SE IL MERITO È il travestimento, come in questo caso, di uno scambio sessuale, di qualcosa che gli assomiglia, un’altra forma di cooptazione, se è la legge della strada, del clan, oppure un Onlyfans come un altro, a catena queste ombre si stendono sul resto della classe dirigente della destra, la quale non gode di nessun’altra legittimazione (televisiva, di followers, fascino) se non quella di essere stata selezionata prima da Giorgia Meloni e messa poi a occupare ogni slot della programmazione tv e social.

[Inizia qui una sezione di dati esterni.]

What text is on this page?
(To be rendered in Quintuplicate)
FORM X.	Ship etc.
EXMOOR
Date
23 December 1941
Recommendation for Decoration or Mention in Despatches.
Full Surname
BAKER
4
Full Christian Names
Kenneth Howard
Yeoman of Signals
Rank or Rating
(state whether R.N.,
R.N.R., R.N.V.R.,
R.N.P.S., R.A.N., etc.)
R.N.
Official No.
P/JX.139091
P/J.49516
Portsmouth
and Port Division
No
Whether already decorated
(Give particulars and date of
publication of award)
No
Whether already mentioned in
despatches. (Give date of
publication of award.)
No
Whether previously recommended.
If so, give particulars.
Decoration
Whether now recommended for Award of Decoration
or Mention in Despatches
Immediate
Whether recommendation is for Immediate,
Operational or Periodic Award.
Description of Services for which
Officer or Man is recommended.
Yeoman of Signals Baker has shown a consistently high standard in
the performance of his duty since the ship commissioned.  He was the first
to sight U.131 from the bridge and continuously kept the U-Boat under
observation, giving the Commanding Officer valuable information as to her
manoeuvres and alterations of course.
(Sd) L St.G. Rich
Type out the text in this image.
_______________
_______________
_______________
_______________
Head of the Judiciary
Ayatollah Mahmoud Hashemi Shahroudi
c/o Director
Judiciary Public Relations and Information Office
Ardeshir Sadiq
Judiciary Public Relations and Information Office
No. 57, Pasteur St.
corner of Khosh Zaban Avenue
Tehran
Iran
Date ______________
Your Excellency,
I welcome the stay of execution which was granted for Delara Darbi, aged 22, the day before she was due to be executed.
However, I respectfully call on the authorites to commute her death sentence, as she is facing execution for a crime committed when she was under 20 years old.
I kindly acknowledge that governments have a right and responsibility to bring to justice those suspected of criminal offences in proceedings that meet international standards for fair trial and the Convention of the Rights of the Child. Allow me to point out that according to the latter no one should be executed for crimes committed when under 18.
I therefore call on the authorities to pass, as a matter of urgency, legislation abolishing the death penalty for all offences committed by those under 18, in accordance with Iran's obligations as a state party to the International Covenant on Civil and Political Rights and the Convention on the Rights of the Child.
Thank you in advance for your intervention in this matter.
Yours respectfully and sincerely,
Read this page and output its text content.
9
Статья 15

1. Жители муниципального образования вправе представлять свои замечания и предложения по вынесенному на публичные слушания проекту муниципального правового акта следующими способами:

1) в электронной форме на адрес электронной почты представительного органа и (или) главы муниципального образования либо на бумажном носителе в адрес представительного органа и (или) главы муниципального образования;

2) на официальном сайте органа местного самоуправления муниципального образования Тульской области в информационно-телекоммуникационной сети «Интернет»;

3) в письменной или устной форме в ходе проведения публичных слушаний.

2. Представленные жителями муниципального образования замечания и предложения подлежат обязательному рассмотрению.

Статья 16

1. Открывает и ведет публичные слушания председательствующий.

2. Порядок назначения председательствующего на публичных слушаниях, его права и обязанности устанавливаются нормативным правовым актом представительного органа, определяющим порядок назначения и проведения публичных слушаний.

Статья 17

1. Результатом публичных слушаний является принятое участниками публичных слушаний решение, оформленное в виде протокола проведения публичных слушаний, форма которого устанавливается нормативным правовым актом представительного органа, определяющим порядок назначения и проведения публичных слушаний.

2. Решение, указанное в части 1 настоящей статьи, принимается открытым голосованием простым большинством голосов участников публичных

Uno dei modelli di Anna è una cantante inglese, Charli Xcx. Fa hyperpop che significa canzoncine ironiche, di secondo grado. È sulla scena da una decina d’anni in più, ha il doppio di follower su Instagram, la scorsa estate con l’uscita del suo album brat, parola scritta in caratteri semplici su uno sfondo verde acido, ha diffuso il concetto un po’ ovunque. Brat è il contrario della brava ragazza. «Un po’ incasinata, le piacciono le feste e qualche volta dice scemenze», una delle spiegazione date da Charli stessa. Uno dei primi atti della campagna elettorale di Kamala Harris è stata quella di applicare il colore verde acido ai suoi social, entrare nel flusso virale e lasciarsi proclamare «brat». «Ho un’altra idea di come la donna deve procurarsi spazio nella società», l’avrebbe corretta a questo punto Giorgia Meloni. La politica rispiegata dalle canzonette.